5) 'M' is a very bad function name (same reasons as in point #1 above).
function [A, B, hypotenuse] = findPythagTriplets(C)
%This calculates the pythagorean triples given the length of the hypotenuse.
% H; % H isn't even used anywhere
disp(1:1:C);
A = [];
B = [];
hypotenuse = [];
for maxC = 1:1:C
for m = round(sqrt(maxC/2)):round(sqrt(maxC))
% m == sqrt(maxC/2) && m == sqrt(maxC); %This line doesn't do anything at all
if m == floor(m)
n = sqrt(maxC - m^2);
end
A(end+1) = m^2 -n^2; %* The A(end+1) is generally bad practice but I didn't want to make major changes to your code
B(end+1) = 2*m*n; % this too
hypotenuse(end+1) = m^2 + n^2; %this too
if A(end) > B(end)
temp_A=A(end);
A(end) = B(end);
B(end) = temp_A;
end
if hypotenuse(end) > A(end) && hypotenuse(end) > B(end) && hypotenuse(end)^2 == B(end)^2+A(end)^2 && ...
A(end) >= 0 && A(end) == round(A(end)) && B(end) >= 0 && B(end) == round(B(end))
fprintf('Side A:')
disp(A(end))
fprintf('Side B:')
disp(B(end))
fprintf('Hypotenuse:')
disp(hypotenuse(end))
else
A(end) = [];
B(end) = [];
hypotenuse(end) = [];
end
end
end
Determine number of values in the output
To determine the number of triangles, just call the function with the output and count the number of values in the output variables.
[A, B, hypotenuse] = findPythagTriplets(10)
numberOfTriangles = numel(A)
% numberOfTriangles =
% 2

Zach Adams on 18 Oct 2019
Thank you. Especially for sticking with me because I definitely learned a lot through this and I appreciate that.
Adam Danz on 18 Oct 2019
Thanks for the feedback!

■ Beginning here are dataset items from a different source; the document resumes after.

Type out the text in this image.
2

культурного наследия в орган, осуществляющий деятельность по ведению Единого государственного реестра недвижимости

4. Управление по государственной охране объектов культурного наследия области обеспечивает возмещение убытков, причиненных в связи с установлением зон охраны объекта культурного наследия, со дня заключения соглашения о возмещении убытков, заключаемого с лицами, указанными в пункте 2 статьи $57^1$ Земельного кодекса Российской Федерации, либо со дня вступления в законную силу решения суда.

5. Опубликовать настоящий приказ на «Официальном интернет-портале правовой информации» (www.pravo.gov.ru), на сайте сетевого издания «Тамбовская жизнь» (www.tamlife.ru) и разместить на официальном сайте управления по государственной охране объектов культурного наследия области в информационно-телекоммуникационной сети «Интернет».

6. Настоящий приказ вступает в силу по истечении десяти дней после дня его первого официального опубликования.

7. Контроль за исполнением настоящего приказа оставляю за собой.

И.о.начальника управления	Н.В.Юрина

I was at the same stage several years ago so I know how ya feel.

Sulaymon Eshkabilov on 18 Oct 2019
Hi,
Here is your code improved a bit and bugs removed:
function [A, B, hypotenuse] = M(C)
%This calculates the pythagorean triples given the length of the
%hypotenuse.
disp([1:1:C]);
for max = 1:1:C
for m = round(sqrt(max/2)):round(sqrt(max))
m == sqrt(max/2) && m == sqrt(max);
if m == floor(m)
n = sqrt(max - m^2);
end
A = m^2 -n^2;
B = 2*m*n;
hypotenuse = m^2 + n^2;
if A > B
temp_A=A;
A = B;
B = temp_A;
end
if hypotenuse>A && hypotenuse > B && hypotenuse^2 == B^2+A^2 && A >= 0 && A == round(A) && B >= 0 && B == round(B)
fprintf('Side A = %f \n', A)
fprintf('Side B = %f \n', B)
fprintf('Hypotenuse = %f \n', hypotenuse)
end
end
end
Good luck.

#### 1 Comment

Zach Adams on 18 Oct 2019
Thank you for cleaning it up, but i was wondering if there is a way to determine how many times the if statement displays a value for the triangles. This would help me find how many pythagorean triples were created.